As a data analyst, I think about data too much. I was driving home from work today and a thought crossed my mind... again. I ponder this too often, but there is so much data that goes uncollected, uncollected, unobserved, and just taken for granted. What could we learn from the seemingly unnecessary pieces of reality that just pass us by. Even if we could collect data in the tremendous quantities that it rolls by us, how would we analyze googles of data - remember, google's a number... . Well, in all honesty, Google is probably in the best position to answer that question.
The first problem to consider comes from a term that I recently learned form Google's chief economist, Hal Varian... data munging. This can be considered data prep also, but I think "munging" is meant to be a more general term - not really sure. This is what gives much of my labor its value. I'll admit, I'm a youngster in the labor force, so I'm still learning and honing my skills, but if data is not formatted, shaped, reshaped, transformed, merged, appended, dropped, sorted, etc., etc. properly then it might as well just pass right by us. This can be the most time consuming part of analyzing data, whatever the data happens to be.
Just as a proposition... could data munging be automated? From a VERY abstract pov, I think this question calls for generalizing a definition of data and the sorts of analysis that are relevant. There are so many ways to look at data. I think the answer is, "sure, if you know the source and it's natural format." But what about new data, like the spawning of a never-before-witnessed black market. There might be ways to collect, munge, and analyze data from current black markets, but how would you generalize that process when a new (unexpected) one shows up.
The black market is only an example, but consider a scenario where every piece of the DGP (Data Generating Process) is observable. First off, this is impossible - we'd spend more time observing than time exists, so... . Anyway, imagine it's so, I'd guess that tools along the lines of anomaly detection would be used. In that sense, we (think we) know how the world is now, and we observe how it changes - pretty simple. I wasn't going anywhere in particular with this, but these are the little frustrations that roll through my mind on a daily basis.
On a completely different note, I'm gonna talk about health care. Not what we should or shouldn't do, but a recent perspective I've had on what's been taking place in washington lately. Sort of porting my thoughts about data to an optimistic viewpoint on healthcare. This first came to mind when I'd thought the dems reform bill was an eventuality, which may not be the case anymore with Scott Brown in the Senate now. Anyway, aside from all the things that I think are inefficient with our current system, I do want Washington to make major changes to it sometime - I don't care if it's a dem or rep bill, just change it... and, I almost don't care what you change as long as it's broad and relatively major. Of course, I have different personal views because in the end it's my pocket I care about.
This is about understanding our health system. Right now we know the rules and how to play the game as it is now. From the perspective of a "social consciousness" (and data) perspective, this is like having a data set of a couple hundred thousand observations - one for each person that plays the game. They each have their own opinions and such. From day to day, the game changes very little. If Washington passes legislation that turns football into rugby (metaphorical), then everyone has to adjust... somehow. Managers can't use the same strategies, players can't either. It's like giving each person one more observation to consider in their data set - thus a couple hundred thousand more observations. Now we have some variation, which was entirely absent before.
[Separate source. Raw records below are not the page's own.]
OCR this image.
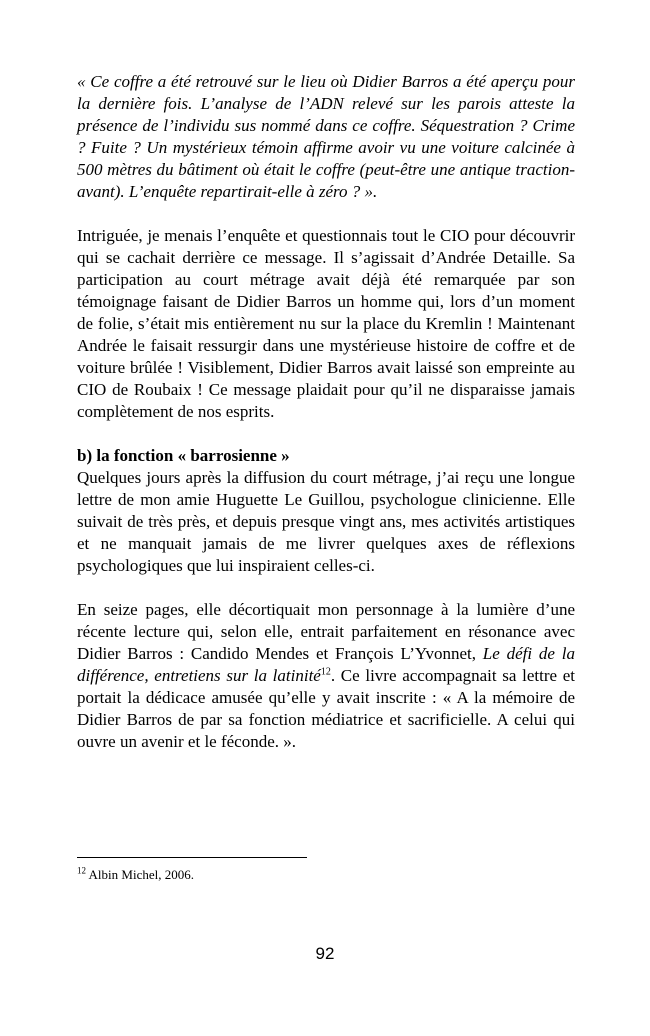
« Ce coffre a été retrouvé sur le lieu où Didier Barros a été aperçu pour la dernière fois. L’analyse de l’ADN relevé sur les parois atteste la présence de l’individu sus nommé dans ce coffre. Séquestration ? Crime ? Fuite ? Un mystérieux témoin affirme avoir vu une voiture calcinée à 500 mètres du bâtiment où était le coffre (peut-être une antique traction-avant). L’enquête repartirait-elle à zéro ? ».

Intriguée, je menais l’enquête et questionnais tout le CIO pour découvrir qui se cachait derrière ce message. Il s’agissait d’Andrée Detaille. Sa participation au court métrage avait déjà été remarquée par son témoignage faisant de Didier Barros un homme qui, lors d’un moment de folie, s’était mis entièrement nu sur la place du Kremlin ! Maintenant Andrée le faisait ressurgir dans une mystérieuse histoire de coffre et de voiture brûlée ! Visiblement, Didier Barros avait laissé son empreinte au CIO de Roubaix ! Ce message plaidait pour qu’il ne disparaisse jamais complètement de nos esprits.

b) la fonction « barrosienne »

Quelques jours après la diffusion du court métrage, j’ai reçu une longue lettre de mon amie Huguette Le Guillou, psychologue clinicienne. Elle suivait de très près, et depuis presque vingt ans, mes activités artistiques et ne manquait jamais de me livrer quelques axes de réflexions psychologiques que lui inspiraient celles-ci.

En seize pages, elle décortiquait mon personnage à la lumière d’une récente lecture qui, selon elle, entrait parfaitement en résonance avec Didier Barros : Candido Mendes et François L’Yvonnet, Le défi de la différence, entretiens sur la latinité$^{12}$. Ce livre accompagnait sa lettre et portait la dédicace amusée qu’elle y avait inscrite : « A la mémoire de Didier Barros de par sa fonction médiatrice et sacrificielle. A celui qui ouvre un avenir et le féconde. ».

$^{12}$ Albin Michel, 2006.
92
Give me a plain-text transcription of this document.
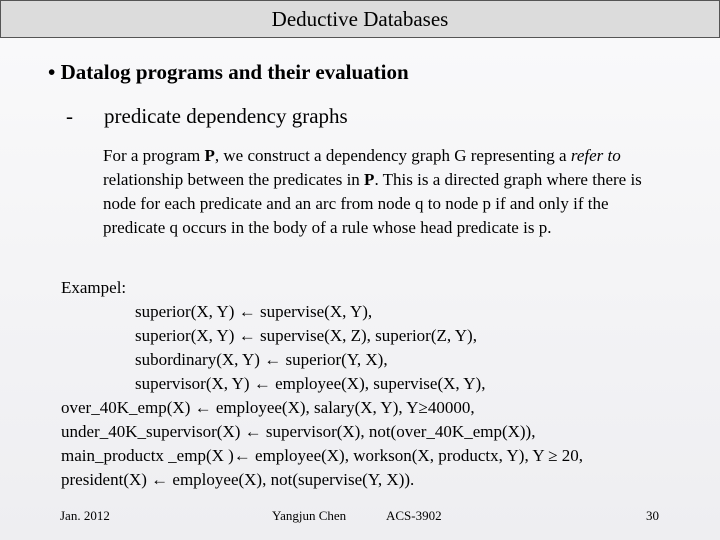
Deductive Databases
• Datalog programs and their evaluation
- predicate dependency graphs
For a program P, we construct a dependency graph G representing a refer to relationship between the predicates in P. This is a directed graph where there is node for each predicate and an arc from node q to node p if and only if the predicate q occurs in the body of a rule whose head predicate is p.
Exampel:
superior(X, Y) ← supervise(X, Y),
superior(X, Y) ← supervise(X, Z), superior(Z, Y),
subordinary(X, Y) ← superior(Y, X),
supervisor(X, Y) ← employee(X), supervise(X, Y),
over_40K_emp(X) ← employee(X), salary(X, Y), Y≥40000,
under_40K_supervisor(X) ← supervisor(X), not(over_40K_emp(X)),
main_productx _emp(X )← employee(X), workson(X, productx, Y), Y ≥ 20,
president(X) ← employee(X), not(supervise(Y, X)).
Jan. 2012	Yangjun Chen	ACS-3902	30
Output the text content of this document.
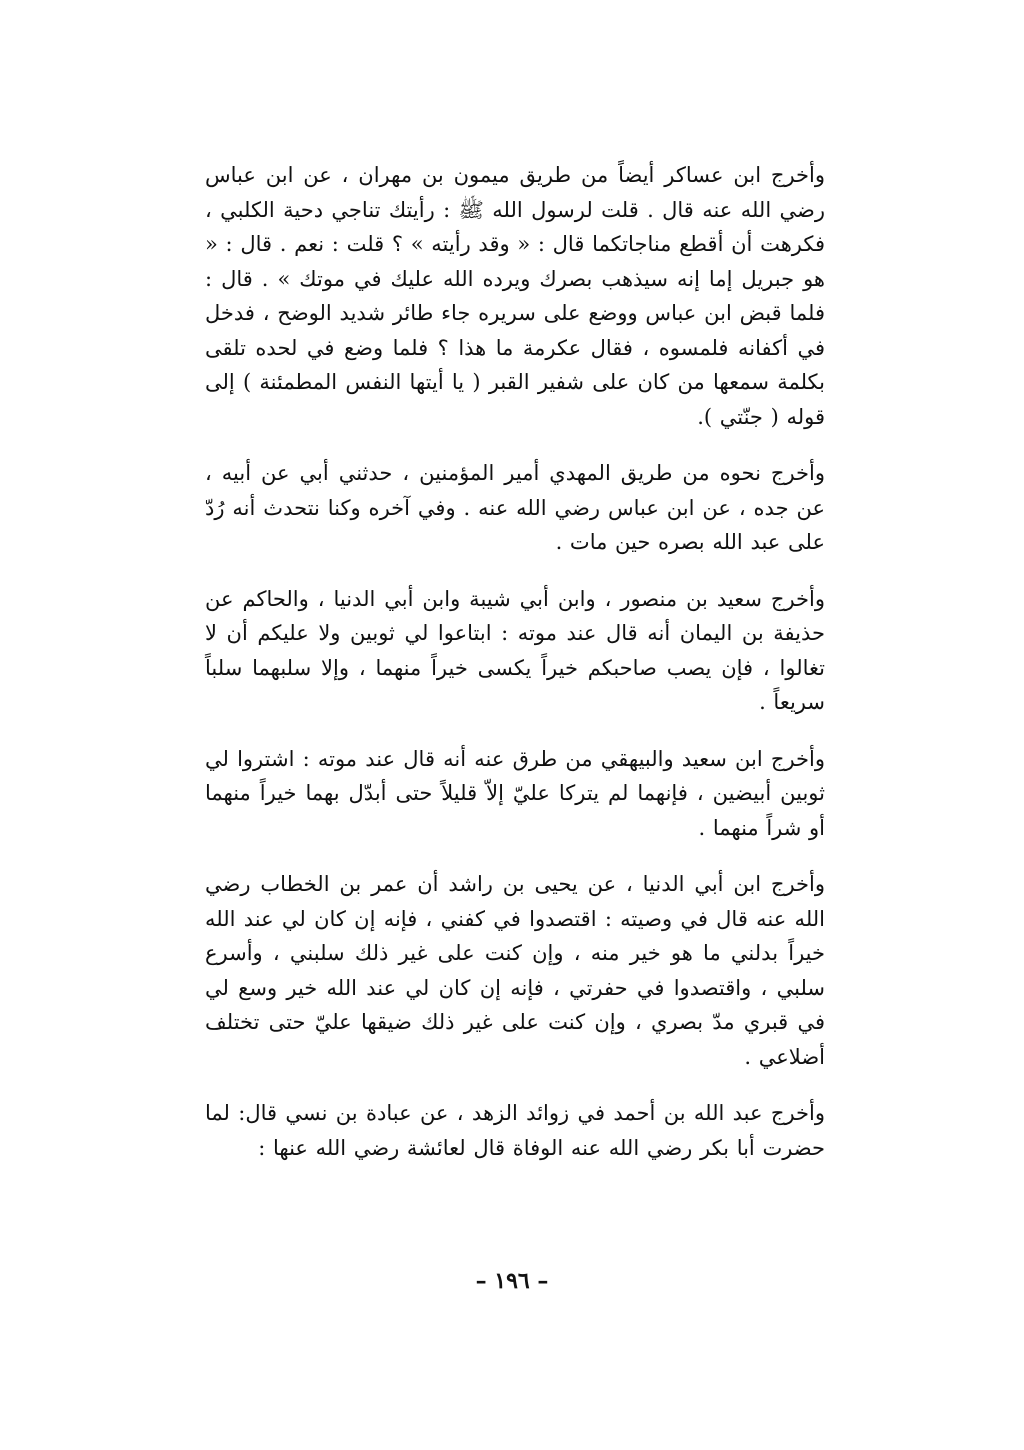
وأخرج ابن عساكر أيضاً من طريق ميمون بن مهران ، عن ابن عباس رضي الله عنه قال . قلت لرسول الله ﷺ : رأيتك تناجي دحية الكلبي ، فكرهت أن أقطع مناجاتكما قال : « وقد رأيته » ؟ قلت : نعم . قال : « هو جبريل إما إنه سيذهب بصرك ويرده الله عليك في موتك » . قال : فلما قبض ابن عباس ووضع على سريره جاء طائر شديد الوضح ، فدخل في أكفانه فلمسوه ، فقال عكرمة ما هذا ؟ فلما وضع في لحده تلقى بكلمة سمعها من كان على شفير القبر ( يا أيتها النفس المطمئنة ) إلى قوله ( جنّتي ).

وأخرج نحوه من طريق المهدي أمير المؤمنين ، حدثني أبي عن أبيه ، عن جده ، عن ابن عباس رضي الله عنه . وفي آخره وكنا نتحدث أنه رُدّ على عبد الله بصره حين مات .

وأخرج سعيد بن منصور ، وابن أبي شيبة وابن أبي الدنيا ، والحاكم عن حذيفة بن اليمان أنه قال عند موته : ابتاعوا لي ثوبين ولا عليكم أن لا تغالوا ، فإن يصب صاحبكم خيراً يكسى خيراً منهما ، وإلا سلبهما سلباً سريعاً .

وأخرج ابن سعيد والبيهقي من طرق عنه أنه قال عند موته : اشتروا لي ثوبين أبيضين ، فإنهما لم يتركا عليّ إلاّ قليلاً حتى أبدّل بهما خيراً منهما أو شراً منهما .

وأخرج ابن أبي الدنيا ، عن يحيى بن راشد أن عمر بن الخطاب رضي الله عنه قال في وصيته : اقتصدوا في كفني ، فإنه إن كان لي عند الله خيراً بدلني ما هو خير منه ، وإن كنت على غير ذلك سلبني ، وأسرع سلبي ، واقتصدوا في حفرتي ، فإنه إن كان لي عند الله خير وسع لي في قبري مدّ بصري ، وإن كنت على غير ذلك ضيقها عليّ حتى تختلف أضلاعي .

وأخرج عبد الله بن أحمد في زوائد الزهد ، عن عبادة بن نسي قال: لما حضرت أبا بكر رضي الله عنه الوفاة قال لعائشة رضي الله عنها :

– ١٩٦ –
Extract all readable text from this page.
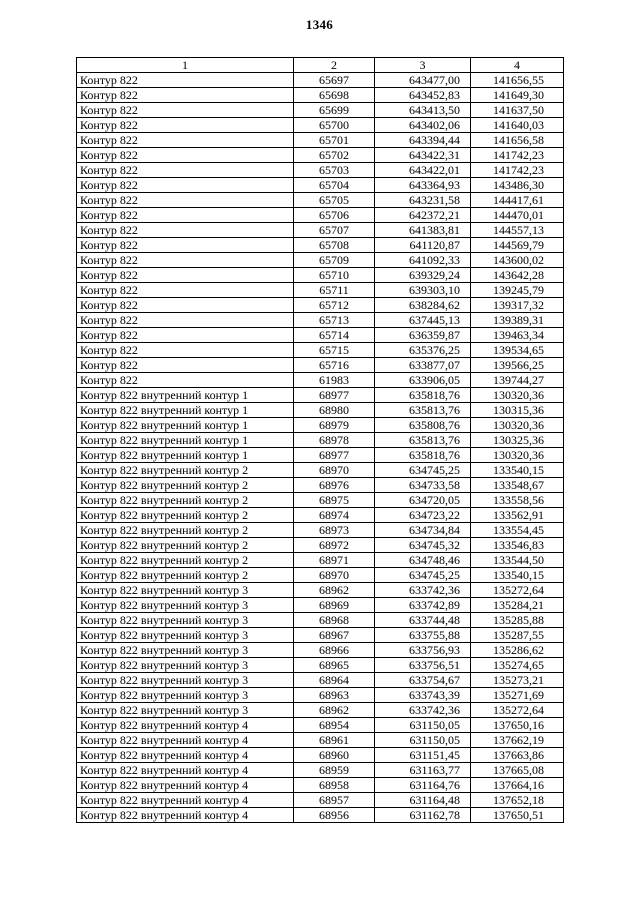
1346
1	2	3	4
Контур 822	65697	643477,00	141656,55
Контур 822	65698	643452,83	141649,30
Контур 822	65699	643413,50	141637,50
Контур 822	65700	643402,06	141640,03
Контур 822	65701	643394,44	141656,58
Контур 822	65702	643422,31	141742,23
Контур 822	65703	643422,01	141742,23
Контур 822	65704	643364,93	143486,30
Контур 822	65705	643231,58	144417,61
Контур 822	65706	642372,21	144470,01
Контур 822	65707	641383,81	144557,13
Контур 822	65708	641120,87	144569,79
Контур 822	65709	641092,33	143600,02
Контур 822	65710	639329,24	143642,28
Контур 822	65711	639303,10	139245,79
Контур 822	65712	638284,62	139317,32
Контур 822	65713	637445,13	139389,31
Контур 822	65714	636359,87	139463,34
Контур 822	65715	635376,25	139534,65
Контур 822	65716	633877,07	139566,25
Контур 822	61983	633906,05	139744,27
Контур 822 внутренний контур 1	68977	635818,76	130320,36
Контур 822 внутренний контур 1	68980	635813,76	130315,36
Контур 822 внутренний контур 1	68979	635808,76	130320,36
Контур 822 внутренний контур 1	68978	635813,76	130325,36
Контур 822 внутренний контур 1	68977	635818,76	130320,36
Контур 822 внутренний контур 2	68970	634745,25	133540,15
Контур 822 внутренний контур 2	68976	634733,58	133548,67
Контур 822 внутренний контур 2	68975	634720,05	133558,56
Контур 822 внутренний контур 2	68974	634723,22	133562,91
Контур 822 внутренний контур 2	68973	634734,84	133554,45
Контур 822 внутренний контур 2	68972	634745,32	133546,83
Контур 822 внутренний контур 2	68971	634748,46	133544,50
Контур 822 внутренний контур 2	68970	634745,25	133540,15
Контур 822 внутренний контур 3	68962	633742,36	135272,64
Контур 822 внутренний контур 3	68969	633742,89	135284,21
Контур 822 внутренний контур 3	68968	633744,48	135285,88
Контур 822 внутренний контур 3	68967	633755,88	135287,55
Контур 822 внутренний контур 3	68966	633756,93	135286,62
Контур 822 внутренний контур 3	68965	633756,51	135274,65
Контур 822 внутренний контур 3	68964	633754,67	135273,21
Контур 822 внутренний контур 3	68963	633743,39	135271,69
Контур 822 внутренний контур 3	68962	633742,36	135272,64
Контур 822 внутренний контур 4	68954	631150,05	137650,16
Контур 822 внутренний контур 4	68961	631150,05	137662,19
Контур 822 внутренний контур 4	68960	631151,45	137663,86
Контур 822 внутренний контур 4	68959	631163,77	137665,08
Контур 822 внутренний контур 4	68958	631164,76	137664,16
Контур 822 внутренний контур 4	68957	631164,48	137652,18
Контур 822 внутренний контур 4	68956	631162,78	137650,51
My point is that if we all have this second observation in our data sets we can develop a better understanding of what's really important in our health care system. Rather than listening to politicians, economists, opinion leaders, etc. tell us what's important, we can learn first hand. The problem with this is that it costs resources to adapt, whether it's time, money, or stress - it's not necessarily a pleasant approach, but we are sure to learn a lot about our health care system and ourselves. Right now, we think we know what's important, doctors think they know what's important, politicians think they know what's important. We all think we know what's important to play the screwed up game we have right now, but how do we play the game that provides us with the healthiest nation as a whole. No one knows that because we can't figure out the best rules for that game.
No matter what happens with health care, it's in the American psyche now and we'll think about it more regardless. If things do change, pay attention and reform your opinions. Our current system is messy, and any new system will not be an end-all (it may even be messier). But we need to pay attention to the effects that any of these changes will have on our lives, because we won't get the chance to again until we go through another one of these polarizing health care debates.
Pick o' the Post: "On Impulse" by Animals As Leaders on Animals As Leaders
This is Animals As Leaders debut album, and this track is pretty cool. Oddly enough, I really like the techno-ish beat around 1:20 and 2:50. This whole album has, just, amazing guitar work on it. The musicianship reminds me of so many different artists as various times (BTBAM, Guthrie Govan, DT, Meshuggah), but they are very uniquely, Animals As Leaders. Enjoy.